Stocks fell back into a slump today after Apple Computer's warning that its profits would be below expectations.
Apple's bad news came on the heels of one of Wall Street's best sessions since early summer. It drove down a market that has struggled to stay in positive territory this month.
At 1 p.m., the Dow Jones industrial average was down 100.93 at 10,723.13, erasing a good part of the nearly 196-point gain in the previous session.
Broader indicators were also lower after rising Thursday. The Nadaq composite index fell 60.78 to 3,717.54, and the Standard and Poor's 500 index declined 10.01 to 1,448.28.
"We're not in a free-falling, down bear market because the fundamentals for the U.S. economy remain superb," said Charles Pradilla, chief investment strategist at S.G. Cowen Securities. "But this is a very expensive market. We've had Intel and Apple warn and, if you owned those stocks, you got decimated."
The market has been down for most of September on anxiety third-quarter profits, higher energy prices and the weak European currency. Investors have been unloading stocks of companies that warn of below-expectations earnings, creating volatility throughout the markets, but especially in the technology sector.
The market got a rare respite from the anxiety Thursday, turning upward on technology and blue chips issues. But Apple's warning, which was issued after the markets closed, threatened to undo those gains.
The computer maker was down $27.06 to $26.44, a 50 percent loss, in early trading, a day after investors pushed the stock up 9 percent.
Rival computer makers also declined. Dell Computer, the world's No. 1 direct seller of computers, slid 1.44 to 32.
Gateway lost 6.95 from its New York Stock Exchange close to 48.95. International Business Machines, the largest computer maker, fell 1.63 to 116.31, and Compaq Computer, the biggest maker of personal computers, fell 1.67 to 29 on the NYSE. Hewlett-Packard, the world's No. 1 maker of computer printers, slid 6 to 100.88 on the Big Board.
Several analysts lowered their ratings on Apple and other computer companies. Andrew Neff of Bear, Stearns & Co. cut Apple, Gateway, Dell, Compaq and Hewlett-Packard. Morgan Stanley Dean Witter & Co. analyst Gillian Munson reduced ratings on Apple and Gateway. Donald Young at PaineWebber Inc. and Steven Fortuna at Merrill Lynch & Co. cut ratings on Apple.

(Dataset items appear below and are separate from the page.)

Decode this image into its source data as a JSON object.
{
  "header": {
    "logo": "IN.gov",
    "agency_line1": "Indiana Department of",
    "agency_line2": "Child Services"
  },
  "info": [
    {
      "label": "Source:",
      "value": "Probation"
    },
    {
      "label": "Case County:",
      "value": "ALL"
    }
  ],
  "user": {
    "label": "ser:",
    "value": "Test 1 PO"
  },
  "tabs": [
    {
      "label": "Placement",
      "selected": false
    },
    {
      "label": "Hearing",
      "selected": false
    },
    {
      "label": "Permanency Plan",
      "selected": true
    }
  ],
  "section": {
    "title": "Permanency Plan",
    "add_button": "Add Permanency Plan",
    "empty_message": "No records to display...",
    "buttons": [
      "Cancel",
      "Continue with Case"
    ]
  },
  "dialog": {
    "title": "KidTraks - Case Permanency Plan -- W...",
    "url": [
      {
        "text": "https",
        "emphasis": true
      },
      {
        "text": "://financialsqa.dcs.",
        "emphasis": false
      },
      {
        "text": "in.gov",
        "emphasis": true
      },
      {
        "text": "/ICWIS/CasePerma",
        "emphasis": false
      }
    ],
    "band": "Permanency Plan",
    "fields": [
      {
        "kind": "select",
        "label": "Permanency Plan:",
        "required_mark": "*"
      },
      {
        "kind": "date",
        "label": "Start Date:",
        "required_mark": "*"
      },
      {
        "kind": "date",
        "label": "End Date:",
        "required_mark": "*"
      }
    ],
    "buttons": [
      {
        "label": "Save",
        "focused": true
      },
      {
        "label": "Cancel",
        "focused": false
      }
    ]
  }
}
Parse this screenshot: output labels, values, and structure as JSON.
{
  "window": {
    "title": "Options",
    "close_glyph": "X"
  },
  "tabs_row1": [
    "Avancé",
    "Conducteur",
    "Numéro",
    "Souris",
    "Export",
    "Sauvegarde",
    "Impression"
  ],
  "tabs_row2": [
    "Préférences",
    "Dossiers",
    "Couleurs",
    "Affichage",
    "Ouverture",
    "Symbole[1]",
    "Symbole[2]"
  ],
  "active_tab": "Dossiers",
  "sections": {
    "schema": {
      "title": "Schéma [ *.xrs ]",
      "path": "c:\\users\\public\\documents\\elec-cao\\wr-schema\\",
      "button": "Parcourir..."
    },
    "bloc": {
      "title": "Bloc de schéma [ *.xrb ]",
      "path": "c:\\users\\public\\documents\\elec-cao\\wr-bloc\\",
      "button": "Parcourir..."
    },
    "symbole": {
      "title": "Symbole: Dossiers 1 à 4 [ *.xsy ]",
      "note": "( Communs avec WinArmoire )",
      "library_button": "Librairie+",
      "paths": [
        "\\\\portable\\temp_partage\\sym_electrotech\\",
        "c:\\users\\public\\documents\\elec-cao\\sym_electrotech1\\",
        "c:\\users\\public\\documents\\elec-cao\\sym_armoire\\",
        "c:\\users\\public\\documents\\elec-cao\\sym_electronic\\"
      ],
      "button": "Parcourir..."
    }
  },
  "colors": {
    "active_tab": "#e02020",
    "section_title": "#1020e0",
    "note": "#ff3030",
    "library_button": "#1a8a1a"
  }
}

Neff said a host of potential problems in the computer industry spurred his downgrades, ranging from Apple's warning to concern about weak computer demand in Europe, to other recent warnings about slowing revenue, including Intel's last week and Lexmark International Inc.'s on Monday.
Intel declined 1.06 to 43.38. The world's largest computer chipmaker delayed delivery of its new Pentium 4 processor, Cnet News.com reported, citing unidentified PC makers. That would make it difficult for PC makers to produce Pentium 4 computers in time for the holidays, Cnet said.
Chip-related shares also dropped on concern falling computer sales will eat into demand for semiconductors. Micron Technology fell 3.50 to 47.25 on the NYSE, and Applied Materials lost 1.19 to 62.69. KLA-Tencor lost 1.50 to 43.81 and Rambus fell 2.50 to 79.25.
Microsoft fell 75 cents to 60.56. The software maker said co-founder Paul Allen plans to leave the board and will continue as a senior strategy adviser to Microsoft, according to a filing with the Securities and Exchange Commission.
Mattel dropped 56 cents to 11.06. The toy company said it sold its Learning Co. unit, purchased in 1999 for $3.6 billion, which will result in an after-tax loss of $430 million.
The company also cut its dividend to 5 cents a year from 9 cents and will record pretax third-quarter charges of about $100 million. Mattel announced a restructuring that includes the elimination of 350 jobs.
UAL slid 3.38 to 40.50 after the parent of No. 1 air carrier United Airlines said it will lose money in the third quarter and probably the fourth quarter. Analysts expected the company would earn 97 cents a share in the third quarter and 63 cents in the fourth. UAL cited higher fuel costs and labor disruptions.